[BA 3rd Sem Question Papers, Dibrugarh University, 2012, English, Major, Reading Poetry]
UNIT – I
1. Answer any one of the following: 12
- Write a critical note on William Shakespeare as a composer of sonnets, with special reference to the sonnets 18, 60 and 65 prescribed for your study.
- How does Shakespeare interweave the themes of time, mortality and love in the sonnets contained in your syllabus?
- How the poem, A Valediction does: Forbidding Mourning celebrates the spiritual quality of love?
- Write a critical appreciation of the poem, The Collar.
UNIT – II
2. (a) What is an epic? Critically analyze Paradise Lost (Book 1) as an epic poem. 12
Or
(b) Write a critical note on the character of Satan in Paradise Lost (Book 1).
Or
(c) Write a note on the pagan gods described by Milton in Paradise Lost (Book 1).
UNIT – III
3. (a) Write an essay on William Wordsworth as a Romantic poet on the basis of the poem in your syllabus. 12
Or
(b) How does Wordsworth depict various stages of development of his love for nature in the poem, Lines Written a few Miles Above Tintern Abbey?
Or
(c) How does Keats deal with the contrasting themes of immortality of art and transience of human life in the poem, Ode on a Grecian Urn?
UNIT – IV
4. (a) Comment on the literary technique of ‘dramatic monologue’, with special reference to the poem, The Last Ride Together. 12
Or
(b) “In this poem, language, thought and mood are perfectly fused to bring out the central theme which deals with the superiority of life and love over everything else.” Explain referring to The Last Ride Together.
Or
(c) What is the melancholy view of life expressed by Arnold in Dover Beach? Does the poem end on a pessimistic note?
UNIT – V
5. (a) What apocalyptic vision does Yeats present in The Second Coming? Discuss. 12
Or
(b) Write a critical note on T. S. Elliot’s poetic technique with illustrations from the poem prescribed.
Or
(c) Examine Eliot’s Journey of the Magi as a portrait of the contrast between death and rebirth.
UNIT – VI
6. (a) Critically analyze any two of the following: 6x2=12
- If they be two, they are two so
As stiffe twin compasses are two,
Thy soul the fixt peat, makes no show
To move, but doth, if th’ other doe.
- Like as the waves make towards the
Pebbled shore,
So do our minutes hasten to their end;
Each changing place with that which
Goes before,
In sequent toil all forwards do contend.
- Not for this
Faint I, nor mourn nor murmur; other gifts
Have followed; for such loss, I would believe,
Abundant recompense.
- What though the field be lost?
All is not lost; the unconquerable will,
And study of revenge, immortal hate
And courage never to submit or yield:
- ….. but now I know
That twenty centuries of stony sleep
Were vexed to nightmare by a
Rocking cradle,
And what rough beast, its hour come
Round at last,
Slouches towards Bethlehem to be born?
- And we are here as on a darkling plain
Swept with confused alarms of struggle
And flight,
Where ignorant armies clash by night.
7. Answer, if brief, the following questions: 1x8=8
- State the total number of sonnets Shakespeare wrote.

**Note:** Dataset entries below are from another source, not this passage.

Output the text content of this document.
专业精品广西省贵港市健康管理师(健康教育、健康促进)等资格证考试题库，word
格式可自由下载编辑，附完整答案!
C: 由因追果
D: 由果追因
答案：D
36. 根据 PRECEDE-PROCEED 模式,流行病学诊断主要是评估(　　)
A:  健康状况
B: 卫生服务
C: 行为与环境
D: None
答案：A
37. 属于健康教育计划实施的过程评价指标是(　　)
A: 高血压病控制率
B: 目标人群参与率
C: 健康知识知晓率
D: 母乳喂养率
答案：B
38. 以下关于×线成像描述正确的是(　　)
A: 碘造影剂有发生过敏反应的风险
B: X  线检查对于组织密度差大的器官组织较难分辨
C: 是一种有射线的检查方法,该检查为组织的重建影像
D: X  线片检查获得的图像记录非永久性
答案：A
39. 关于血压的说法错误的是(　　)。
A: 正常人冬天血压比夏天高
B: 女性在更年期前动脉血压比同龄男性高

- Name the volume containing Herbert’s most popular poems.
- To which period of English literature did John Keats belong?
- In which volume of poems was Tintern Abbey first published?
- What is an elegiac poem?
- Quote the opening line of Paradise Lost.
- With whom did W. B. Yeats collaborate to translate the Upanishads into English?
- Which ancient Greek dramatist does Arnold refer to in his poem, Dover Beach?